1) smiles_to_graphs.py
This file contains code to convert a list of smiles (read from a text file) to the data matrix.
2) lasso_fits.py
This file contains the LASSO implementation used in the paper.
3) bootstrap_error_estimation.py
This file can be used to generate a bootstrap sample of mean absolute error (MAE) for the model.
4) helper_files.py
This file contains a list of plotting helper functions used in the paper.
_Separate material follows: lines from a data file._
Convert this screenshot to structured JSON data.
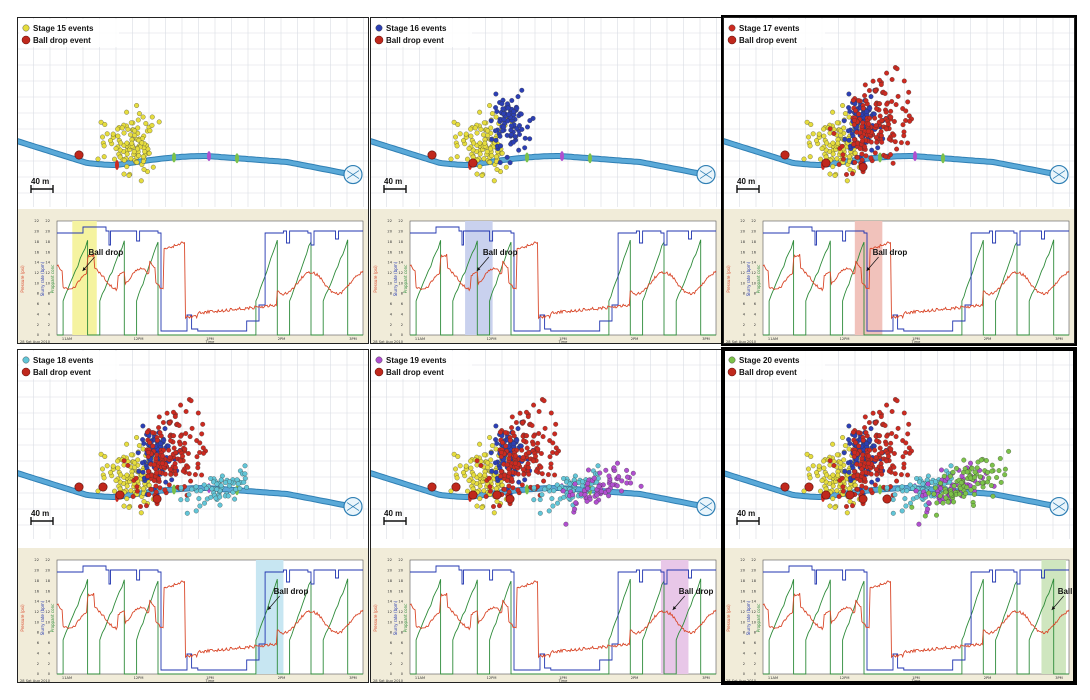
{
  "figure": {
    "map_scale_label": "40 m",
    "ball_drop_legend": "Ball drop event",
    "ball_drop_annotation": "Ball drop",
    "time_axis_label": "Time",
    "date_label": "28 Sat Aug 2010",
    "time_ticks": [
      "11AM",
      "12PM",
      "1PM",
      "2PM",
      "3PM"
    ],
    "y_left_label": "Pressure (psi)",
    "y_mid_label": "Slurry rate (bpm)",
    "y_right_label": "Proppant conc",
    "y_ticks": [
      "0",
      "2",
      "4",
      "6",
      "8",
      "10",
      "12",
      "14",
      "16",
      "18",
      "20",
      "22"
    ]
  },
  "colors": {
    "well": "#5aa9d8",
    "well_dark": "#2f7fb4",
    "ball": "#c0281c",
    "pressure": "#d9482a",
    "rate": "#2236b0",
    "conc": "#2e8b3a",
    "grid": "#d9dde3",
    "stage15": "#e6dd3e",
    "stage16": "#2c3fb4",
    "stage17": "#cc2a20",
    "stage18": "#62c6d8",
    "stage19": "#b04fcf",
    "stage20": "#7cc24a"
  },
  "chart_data": [
    {
      "type": "scatter",
      "title": "Stage 15 events",
      "stage": 15,
      "legend": [
        "Stage 15 events",
        "Ball drop event"
      ],
      "stages_shown": [
        15
      ],
      "ball_drop_window_frac": [
        0.05,
        0.13
      ],
      "band_color": "#f5f3a0"
    },
    {
      "type": "scatter",
      "title": "Stage 16 events",
      "stage": 16,
      "legend": [
        "Stage 16 events",
        "Ball drop event"
      ],
      "stages_shown": [
        15,
        16
      ],
      "ball_drop_window_frac": [
        0.18,
        0.27
      ],
      "band_color": "#c9d1ee"
    },
    {
      "type": "scatter",
      "title": "Stage 17 events",
      "stage": 17,
      "legend": [
        "Stage 17 events",
        "Ball drop event"
      ],
      "stages_shown": [
        15,
        16,
        17
      ],
      "ball_drop_window_frac": [
        0.3,
        0.39
      ],
      "band_color": "#f1c2bb"
    },
    {
      "type": "scatter",
      "title": "Stage 18 events",
      "stage": 18,
      "legend": [
        "Stage 18 events",
        "Ball drop event"
      ],
      "stages_shown": [
        15,
        16,
        17,
        18
      ],
      "ball_drop_window_frac": [
        0.65,
        0.74
      ],
      "band_color": "#c7e6f2"
    },
    {
      "type": "scatter",
      "title": "Stage 19 events",
      "stage": 19,
      "legend": [
        "Stage 19 events",
        "Ball drop event"
      ],
      "stages_shown": [
        15,
        16,
        17,
        18,
        19
      ],
      "ball_drop_window_frac": [
        0.82,
        0.91
      ],
      "band_color": "#e8c7e8"
    },
    {
      "type": "scatter",
      "title": "Stage 20 events",
      "stage": 20,
      "legend": [
        "Stage 20 events",
        "Ball drop event"
      ],
      "stages_shown": [
        15,
        16,
        17,
        18,
        19,
        20
      ],
      "ball_drop_window_frac": [
        0.91,
        0.99
      ],
      "band_color": "#cfe6bf"
    }
  ]
}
5) final_model_lasso_EE.json, final_model_lasso_EH.json and final_model_lasso_EG.json
JSON file contains details of the three models (EE, EH and E\G) in the following pseudocode format:
{
'coefficients': model_obj.model_.coef_.tolist(),
'intercept': model_obj.model_.intercept_,
'alpha': model_obj.model_.alpha_,
'cv_alphas': model_obj.model_.alphas_.tolist(),
'cv_mse_path': model_obj.model_.mse_path_.tolist(),
'X_scale_mean': model_obj.X_scaler.mean_.tolist(),
'y_scale_mean': float(model_obj.y_scaler.mean_),
'X_scaler_std': model_obj.X_scaler.scale_.tolist(),
'y_scale_mean': float(model_obj.y_scaler.scale_) }
6) train_mols.txt and test_mols.txt
Ids of train and test molecules. Nomenlature follows the indexing used in QM9.